Blacksmoke16 / oq

A performant, and portable jq wrapper to facilitate the consumption and output of formats other than JSON; using jq filters to transform the data.
https://blacksmoke16.github.io/oq/
MIT License
190 stars 15 forks source link

Bad slurp with oq, yaml-input and multiple files #70

Closed blurayne closed 3 years ago

blurayne commented 3 years ago

a.yaml:

include:
 - project: 'my-group/my-project'
   file: '/templates/.gitlab-ci-template.yml'
a: ["here", "i", "am"]

b.yaml:

include:
  - remote: 'https://gitlab.com/example-project/-/raw/master/.gitlab-ci.yml'
b: {"greet": "from b with love"}

Correct behavior:

We use oq to first convert yaml to json then use pure jq

$ for y in a.yaml b.yaml; do oq --input=yaml . $y > ${y%.*}.json; done
$ jq -s . a.json b.json
[
  {
    "include": [
      {
        "project": "my-group/my-project",
        "file": "/templates/.gitlab-ci-template.yml"
      }
    ],
    "a": [
      "here",
      "i",
      "am"
    ]
  },
  {
    "include": [
      {
        "remote": "https://gitlab.com/example-project/-/raw/master/.gitlab-ci.yml"
      }
    ],
    "b": {
      "greet": "from by with love"
    }
  }
]

Now what happens here?

$ oq --input=yaml -s . a.yaml b.yaml 
[
  {
    "include": [
      {
        "remote": "https://gitlab.com/example-project/-/raw/master/.gitlab-ci.yml"
      }
    ],
    "a": [
      "here",
      "i",
      "am"
    ],
    "b": {
      "greet": "from b with love"
    }
  }
]
Blacksmoke16 commented 3 years ago

@blurayne This is an issue with how multiple non JSON input files are handled. Because the data has to be converted to JSON first, it's not clear how exactly that should be done. I.e. at the moment the files are concatenated together, then converted into JSON. Because of this, the include key is duplicated, and the 2nd file overrides the value of the first.

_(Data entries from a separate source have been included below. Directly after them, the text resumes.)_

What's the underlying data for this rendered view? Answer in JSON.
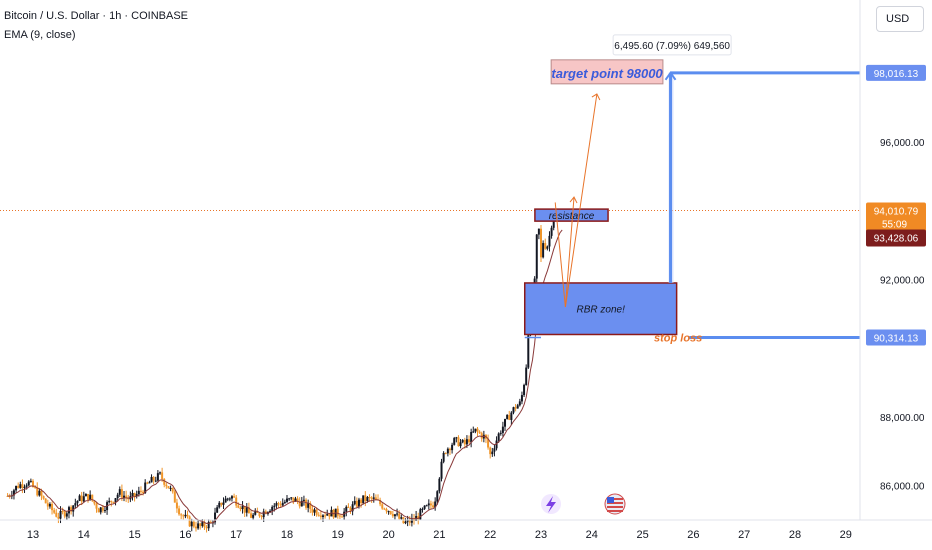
{
  "header": {
    "symbol": "Bitcoin / U.S. Dollar · 1h · COINBASE",
    "indicator": "EMA (9, close)"
  },
  "currency_button": "USD",
  "colors": {
    "up": "#131722",
    "down": "#f0962a",
    "ema": "#8a3a3a",
    "blue_line": "#5b8def",
    "blue_fill": "#6b8ff0",
    "zone_border": "#8b1a1a",
    "target_fill": "#f7c6c6",
    "target_text": "#3b5bdb",
    "orange": "#e8742a",
    "price_tag": "#f08a24",
    "ema_tag": "#7d1d1d"
  },
  "chart_data": {
    "type": "candlestick",
    "ylim": [
      85000,
      99700
    ],
    "y_ticks": [
      "86,000.00",
      "88,000.00",
      "92,000.00",
      "94,000.00",
      "96,000.00"
    ],
    "y_tick_values": [
      86000,
      88000,
      92000,
      94000,
      96000
    ],
    "x_ticks": [
      "13",
      "14",
      "15",
      "16",
      "17",
      "18",
      "19",
      "20",
      "21",
      "22",
      "23",
      "24",
      "25",
      "26",
      "27",
      "28",
      "29"
    ],
    "x_tick_days": [
      13,
      14,
      15,
      16,
      17,
      18,
      19,
      20,
      21,
      22,
      23,
      24,
      25,
      26,
      27,
      28,
      29
    ],
    "price_path": [
      [
        12.5,
        85700
      ],
      [
        12.7,
        86000
      ],
      [
        12.9,
        86100
      ],
      [
        13.1,
        85800
      ],
      [
        13.3,
        85400
      ],
      [
        13.5,
        85100
      ],
      [
        13.7,
        85300
      ],
      [
        13.9,
        85600
      ],
      [
        14.1,
        85700
      ],
      [
        14.3,
        85300
      ],
      [
        14.5,
        85500
      ],
      [
        14.7,
        85800
      ],
      [
        14.9,
        85600
      ],
      [
        15.1,
        85800
      ],
      [
        15.3,
        86100
      ],
      [
        15.5,
        86300
      ],
      [
        15.7,
        85900
      ],
      [
        15.9,
        85200
      ],
      [
        16.1,
        84900
      ],
      [
        16.3,
        84800
      ],
      [
        16.5,
        84900
      ],
      [
        16.7,
        85500
      ],
      [
        16.9,
        85700
      ],
      [
        17.1,
        85400
      ],
      [
        17.3,
        85100
      ],
      [
        17.5,
        85200
      ],
      [
        17.7,
        85400
      ],
      [
        17.9,
        85500
      ],
      [
        18.1,
        85600
      ],
      [
        18.3,
        85500
      ],
      [
        18.5,
        85300
      ],
      [
        18.7,
        85200
      ],
      [
        18.9,
        85200
      ],
      [
        19.1,
        85200
      ],
      [
        19.3,
        85400
      ],
      [
        19.5,
        85600
      ],
      [
        19.7,
        85600
      ],
      [
        19.9,
        85400
      ],
      [
        20.1,
        85200
      ],
      [
        20.3,
        84900
      ],
      [
        20.5,
        85000
      ],
      [
        20.7,
        85300
      ],
      [
        20.9,
        85500
      ],
      [
        21.0,
        86300
      ],
      [
        21.1,
        87000
      ],
      [
        21.3,
        87300
      ],
      [
        21.5,
        87200
      ],
      [
        21.7,
        87600
      ],
      [
        21.9,
        87400
      ],
      [
        22.0,
        86900
      ],
      [
        22.2,
        87600
      ],
      [
        22.4,
        88100
      ],
      [
        22.5,
        88300
      ],
      [
        22.6,
        88400
      ],
      [
        22.7,
        89300
      ],
      [
        22.75,
        90500
      ],
      [
        22.8,
        91000
      ],
      [
        22.85,
        90800
      ],
      [
        22.9,
        93000
      ],
      [
        22.95,
        93600
      ],
      [
        23.0,
        92600
      ],
      [
        23.05,
        93200
      ],
      [
        23.1,
        92900
      ],
      [
        23.15,
        93100
      ],
      [
        23.2,
        93600
      ],
      [
        23.25,
        93800
      ],
      [
        23.3,
        93700
      ],
      [
        23.35,
        93900
      ],
      [
        23.4,
        93900
      ]
    ],
    "ema_series": "EMA (9, close)",
    "annotations": {
      "target_label": "target point 98000",
      "resistance_label": "resistance",
      "rbr_label": "RBR zone!",
      "stop_loss_label": "stop loss",
      "measure_label": "6,495.60 (7.09%) 649,560",
      "target_price": 98016.13,
      "stop_price": 90314.13,
      "rbr_zone": [
        90400,
        91900
      ],
      "resistance_zone": [
        93700,
        94050
      ],
      "current_price": 94010.79
    },
    "price_tags": {
      "target": "98,016.13",
      "current": "94,010.79",
      "countdown": "55:09",
      "ema": "93,428.06",
      "stop": "90,314.13"
    }
  }
}
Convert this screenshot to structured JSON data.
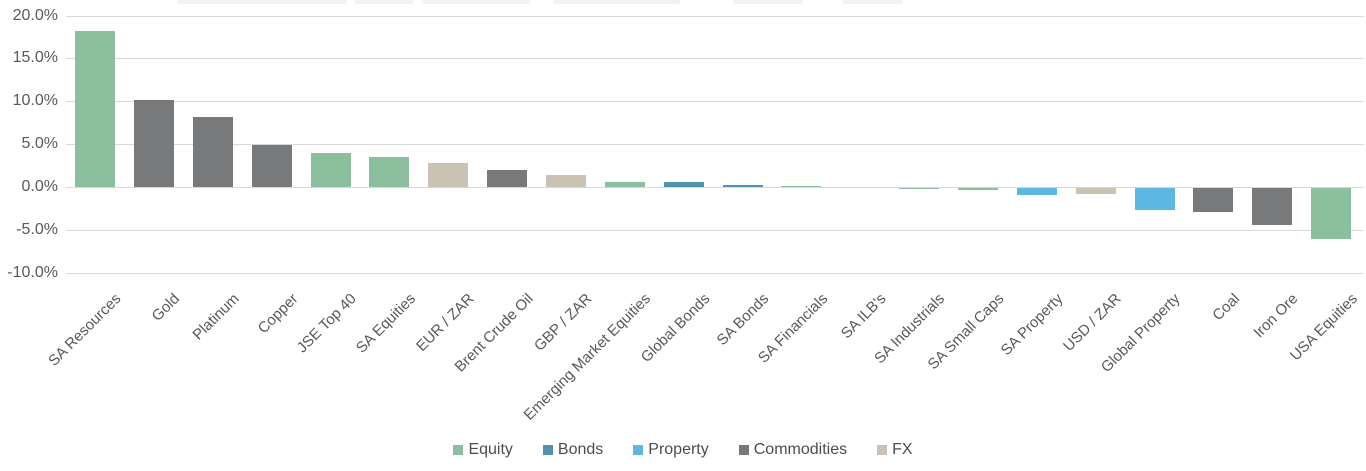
{
  "chart_data": {
    "type": "bar",
    "title": "",
    "xlabel": "",
    "ylabel": "",
    "ylim": [
      -10,
      20
    ],
    "grid": true,
    "categories": [
      "SA Resources",
      "Gold",
      "Platinum",
      "Copper",
      "JSE Top 40",
      "SA Equities",
      "EUR / ZAR",
      "Brent Crude Oil",
      "GBP / ZAR",
      "Emerging Market Equities",
      "Global Bonds",
      "SA Bonds",
      "SA Financials",
      "SA ILB's",
      "SA Industrials",
      "SA Small Caps",
      "SA Property",
      "USD / ZAR",
      "Global Property",
      "Coal",
      "Iron Ore",
      "USA Equities"
    ],
    "values": [
      18.2,
      10.1,
      8.2,
      4.9,
      4.0,
      3.5,
      2.8,
      2.0,
      1.4,
      0.6,
      0.55,
      0.25,
      0.15,
      0.0,
      -0.15,
      -0.25,
      -0.8,
      -0.7,
      -2.6,
      -2.8,
      -4.3,
      -6.0
    ],
    "asset_classes": [
      "Equity",
      "Commodities",
      "Commodities",
      "Commodities",
      "Equity",
      "Equity",
      "FX",
      "Commodities",
      "FX",
      "Equity",
      "Bonds",
      "Bonds",
      "Equity",
      "Bonds",
      "Equity",
      "Equity",
      "Property",
      "FX",
      "Property",
      "Commodities",
      "Commodities",
      "Equity"
    ],
    "colors": {
      "Equity": "#8CBF9E",
      "Bonds": "#4F93AE",
      "Property": "#5CB8E2",
      "Commodities": "#77797B",
      "FX": "#CAC2B3"
    },
    "y_ticks": [
      "20.0%",
      "15.0%",
      "10.0%",
      "5.0%",
      "0.0%",
      "-5.0%",
      "-10.0%"
    ],
    "y_tick_values": [
      20,
      15,
      10,
      5,
      0,
      -5,
      -10
    ],
    "legend": {
      "position": "bottom",
      "entries": [
        {
          "label": "Equity",
          "color": "#8CBF9E"
        },
        {
          "label": "Bonds",
          "color": "#4F93AE"
        },
        {
          "label": "Property",
          "color": "#5CB8E2"
        },
        {
          "label": "Commodities",
          "color": "#77797B"
        },
        {
          "label": "FX",
          "color": "#CAC2B3"
        }
      ]
    },
    "gridline_color": "#D9D9D9",
    "axis_label_color": "#595959"
  }
}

I think we have two options (that I can think of at this moment):

  1. Have this just be a limitation and suggest not providing multiple non JSON input files (not really ideal)
  2. Convert each input file to JSON and save it to a tmp file before passing along the tmp files to jq (more ideal, but a bit complex)

I think option 2 would be the better solution, as it would make things more akin to using jq directly; i.e. supporting -s among others. It should be fairly doable, especially with dev branch I have going. Basically just doing this logic if more than 1 file is provided and input format is not JSON. Have any thoughts on that approach or alternate suggestions?

blurayne commented 3 years ago

@Blacksmoke16 2) is compatible with the way JQ handles multiple input files. You also just have to split into temp files if there are more than one one.

I do not think of auto-detection of input format. I'd rather suggest that if a user specifies --input=yaml it means: take care that all your input is yaml!

But maybe something like --input=yaml,json,auto would also be a nice option meaning: first input is yaml, second json, third try to auto-detect. if we have stdin the first input is stdin otherwise a file.

Blacksmoke16 commented 3 years ago

@blurayne

2) is compatible with the way JQ handles multiple input files. You also just have to split into temp files if there are more than one one.

Cool yea, that's how I implemented it in #71. I'll go ahead and do another pass of that and get it merged/released this weekend.

I do not think of auto-detection of input format.

Auto-detection is probably a bit out of scope for this issue and is tracked in #12. tl;dr it would be possible for files, but handling STDIN would be more challenging. Providing a list representing for formats is a pretty good idea tho. I guess the question then is is that a common use case?